Unpacking the device, you can feel the weight of the main steering console, which is much more substantial than other video game controllers. The wheel itself is well-crafted--it feels a lot more like a real racecar steering wheel than, say, the steering wheel on my 1999 Mazda Protégé! The consensus among colleagues is that Microsoft's Xbox 360 and peripherals are mechanically sound hardware--quite good for a software company.
Upon taking apart the many layers of plastic that comprise the steering wheel controller, the main PCB is exposed. There are three large ICs, two with Microsoft markings, and a third, the Atmel AT91SAM7S32. The interesting parts are the Microsoft parts. Obviously Microsoft does not make chips, so whose ICs are they? We asked the good people of Semiconductor Insights to de-encapsulate (or decap) the devices to find out.
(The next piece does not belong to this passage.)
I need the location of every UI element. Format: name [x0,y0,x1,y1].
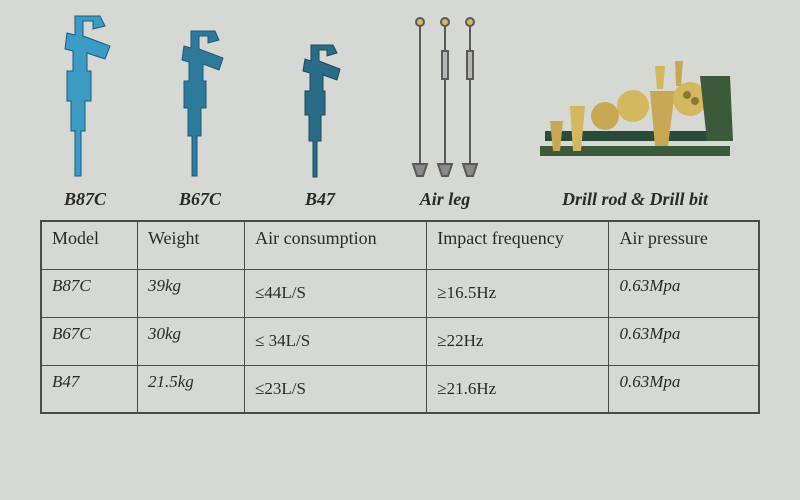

|Bluetooth allows wireless control of the Xbox 360 driving experience.|
Looking first at the shielded wireless device labeled "Microsoft X80199," it is revealed to be a National Semiconductor LMX420CL. Further inspection of the die reveals RF and analog circuitry, as well as a significant amount of logic. From the FCC filings associated with this device, the 2.4-GHz band is mentioned as the communications frequency, so this device is indeed a Bluetooth transceiver. This device cannot be found on the National Semiconductor Web site, but could be similar to their other LMX labeled Bluetooth offerings.